Bibliographic Details
Main Author: Lee, Yu-Jen
Format: Thesis Book
Language:English
Published: [College Station, Tex.] : [Texas A&M University System Health Science Center], [2009]
Subjects:
Description
Abstract:ABSTRACT: EGF is a growth factor that plays an important role in cell proliferation. Upon binding to its receptor EGFR, a transmembrane glycoprotein, a series of signaling cascades will be initiated which ultimately regulates cell growth and proliferation. Studies have shown that overexpression and upregulation of EGFR can be found in a wide spectrum of human cancer. Currently available therapies are generally not curative and are often accompanied by local and systemic toxicities. With no improvement in clinical outcome, a more effective and less toxic therapy is highly desired. Here, we report to be the first to synthesize recombinant DT-EGF fusion protein in yeast using Pichia pastoris as the expression system.
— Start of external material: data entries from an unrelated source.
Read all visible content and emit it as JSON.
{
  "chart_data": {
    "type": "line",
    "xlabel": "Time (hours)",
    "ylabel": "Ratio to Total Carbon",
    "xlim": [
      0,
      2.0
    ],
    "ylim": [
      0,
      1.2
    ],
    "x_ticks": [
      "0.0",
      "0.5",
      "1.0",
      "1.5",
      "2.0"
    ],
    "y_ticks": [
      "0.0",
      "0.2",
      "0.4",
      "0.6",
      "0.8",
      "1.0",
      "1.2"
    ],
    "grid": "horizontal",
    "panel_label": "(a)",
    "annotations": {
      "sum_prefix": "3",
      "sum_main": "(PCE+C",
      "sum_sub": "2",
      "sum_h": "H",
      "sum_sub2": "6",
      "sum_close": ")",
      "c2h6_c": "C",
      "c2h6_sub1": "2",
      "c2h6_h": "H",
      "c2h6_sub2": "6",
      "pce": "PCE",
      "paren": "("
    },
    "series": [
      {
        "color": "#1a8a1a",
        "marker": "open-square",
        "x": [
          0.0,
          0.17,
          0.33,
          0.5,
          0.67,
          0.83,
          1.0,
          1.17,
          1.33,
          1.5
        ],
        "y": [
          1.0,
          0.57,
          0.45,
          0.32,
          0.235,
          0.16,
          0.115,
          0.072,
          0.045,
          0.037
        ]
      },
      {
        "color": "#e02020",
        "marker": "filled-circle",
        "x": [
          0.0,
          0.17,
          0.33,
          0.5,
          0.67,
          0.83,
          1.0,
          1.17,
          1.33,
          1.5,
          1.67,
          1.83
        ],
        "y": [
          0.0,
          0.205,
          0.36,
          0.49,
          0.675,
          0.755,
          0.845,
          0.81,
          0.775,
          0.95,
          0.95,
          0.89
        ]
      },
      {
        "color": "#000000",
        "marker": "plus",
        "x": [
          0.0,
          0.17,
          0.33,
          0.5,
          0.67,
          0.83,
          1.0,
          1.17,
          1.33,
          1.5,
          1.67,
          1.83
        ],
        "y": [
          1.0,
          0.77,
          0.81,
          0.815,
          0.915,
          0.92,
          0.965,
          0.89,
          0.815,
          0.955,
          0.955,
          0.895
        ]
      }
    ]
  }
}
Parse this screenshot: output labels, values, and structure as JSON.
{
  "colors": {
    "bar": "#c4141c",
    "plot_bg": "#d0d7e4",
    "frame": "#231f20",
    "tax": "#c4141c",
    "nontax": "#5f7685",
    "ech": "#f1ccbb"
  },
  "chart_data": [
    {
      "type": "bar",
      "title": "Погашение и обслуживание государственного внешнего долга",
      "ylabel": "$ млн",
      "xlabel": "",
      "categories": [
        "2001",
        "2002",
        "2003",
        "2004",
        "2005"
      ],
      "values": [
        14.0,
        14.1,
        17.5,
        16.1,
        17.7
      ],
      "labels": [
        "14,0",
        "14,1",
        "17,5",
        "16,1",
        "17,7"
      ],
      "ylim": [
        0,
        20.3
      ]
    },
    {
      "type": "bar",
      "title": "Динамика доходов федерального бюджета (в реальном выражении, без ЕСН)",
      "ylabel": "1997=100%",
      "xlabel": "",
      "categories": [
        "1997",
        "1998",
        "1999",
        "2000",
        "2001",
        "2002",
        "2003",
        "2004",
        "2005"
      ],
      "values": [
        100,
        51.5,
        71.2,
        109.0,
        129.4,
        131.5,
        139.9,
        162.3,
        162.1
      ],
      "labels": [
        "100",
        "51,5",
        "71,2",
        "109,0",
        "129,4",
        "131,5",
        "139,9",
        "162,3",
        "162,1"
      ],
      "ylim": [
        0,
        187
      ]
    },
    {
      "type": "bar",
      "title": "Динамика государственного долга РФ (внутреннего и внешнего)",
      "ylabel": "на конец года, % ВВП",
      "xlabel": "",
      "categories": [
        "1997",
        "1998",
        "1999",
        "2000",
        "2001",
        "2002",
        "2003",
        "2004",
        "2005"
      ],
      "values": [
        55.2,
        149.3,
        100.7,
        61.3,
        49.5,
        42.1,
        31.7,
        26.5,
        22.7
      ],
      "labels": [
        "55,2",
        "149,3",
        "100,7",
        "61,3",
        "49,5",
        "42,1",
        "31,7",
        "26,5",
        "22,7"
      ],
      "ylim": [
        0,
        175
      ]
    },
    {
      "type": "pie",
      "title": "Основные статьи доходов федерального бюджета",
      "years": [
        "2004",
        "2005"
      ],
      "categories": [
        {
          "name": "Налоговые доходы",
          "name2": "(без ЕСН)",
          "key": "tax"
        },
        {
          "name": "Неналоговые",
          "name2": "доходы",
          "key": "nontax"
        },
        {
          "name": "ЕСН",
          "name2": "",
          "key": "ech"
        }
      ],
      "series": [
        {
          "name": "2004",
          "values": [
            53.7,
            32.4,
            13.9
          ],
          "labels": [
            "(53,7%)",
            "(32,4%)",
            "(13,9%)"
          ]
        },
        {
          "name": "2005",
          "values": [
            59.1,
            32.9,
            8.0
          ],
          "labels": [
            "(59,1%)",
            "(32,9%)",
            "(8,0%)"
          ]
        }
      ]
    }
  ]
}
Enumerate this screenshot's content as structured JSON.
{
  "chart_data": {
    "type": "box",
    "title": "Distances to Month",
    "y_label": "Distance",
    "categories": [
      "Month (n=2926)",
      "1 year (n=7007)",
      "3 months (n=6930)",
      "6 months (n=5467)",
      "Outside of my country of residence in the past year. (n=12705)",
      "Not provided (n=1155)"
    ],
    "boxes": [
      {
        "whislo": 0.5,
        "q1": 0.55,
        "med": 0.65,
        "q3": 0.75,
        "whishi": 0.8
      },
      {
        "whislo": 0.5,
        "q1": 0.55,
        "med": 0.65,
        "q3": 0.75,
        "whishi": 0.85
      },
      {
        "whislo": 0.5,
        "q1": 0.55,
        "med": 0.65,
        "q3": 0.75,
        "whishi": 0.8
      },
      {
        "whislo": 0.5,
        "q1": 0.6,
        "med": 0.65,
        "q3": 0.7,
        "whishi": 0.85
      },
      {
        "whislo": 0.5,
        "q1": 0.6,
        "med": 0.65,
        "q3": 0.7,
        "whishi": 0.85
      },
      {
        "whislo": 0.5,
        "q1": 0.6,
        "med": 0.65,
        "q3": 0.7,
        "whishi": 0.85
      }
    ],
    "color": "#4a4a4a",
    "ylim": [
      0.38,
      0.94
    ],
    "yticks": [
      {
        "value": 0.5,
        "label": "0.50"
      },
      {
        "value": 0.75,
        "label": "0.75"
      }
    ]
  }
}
We hae successfully constructed a gene expression cassette to express DT-EGF, synthesized and purified preclinical grade DT-EGF, and characterized purified DT-EGF. Purified DT-EGF molecular weight was determined to be 48.4 KDa by mass spectrometry and its average potency against EGFR1 cells was 5.97 pM. Final purity of the purified protein was greater than 98% with <0.04% protein aggregation.
Item Description:Vita.
"Major Subject: Medical Sciences".
"Submitted to the Office of Research and Graduate Studies of The Texas A&M University System Health Science Center in partial fulfillment for the requirements for the degree of Master of Science August 2009."
Approved as to style and content by: Arthur E. Frankel, Jung Hee Woo, Cynthia Meininger.
Physical Description:xi, 69 leaves : illustrations ; 28 cm.
Bibliography:Includes bibliographical references (leaves 63-68).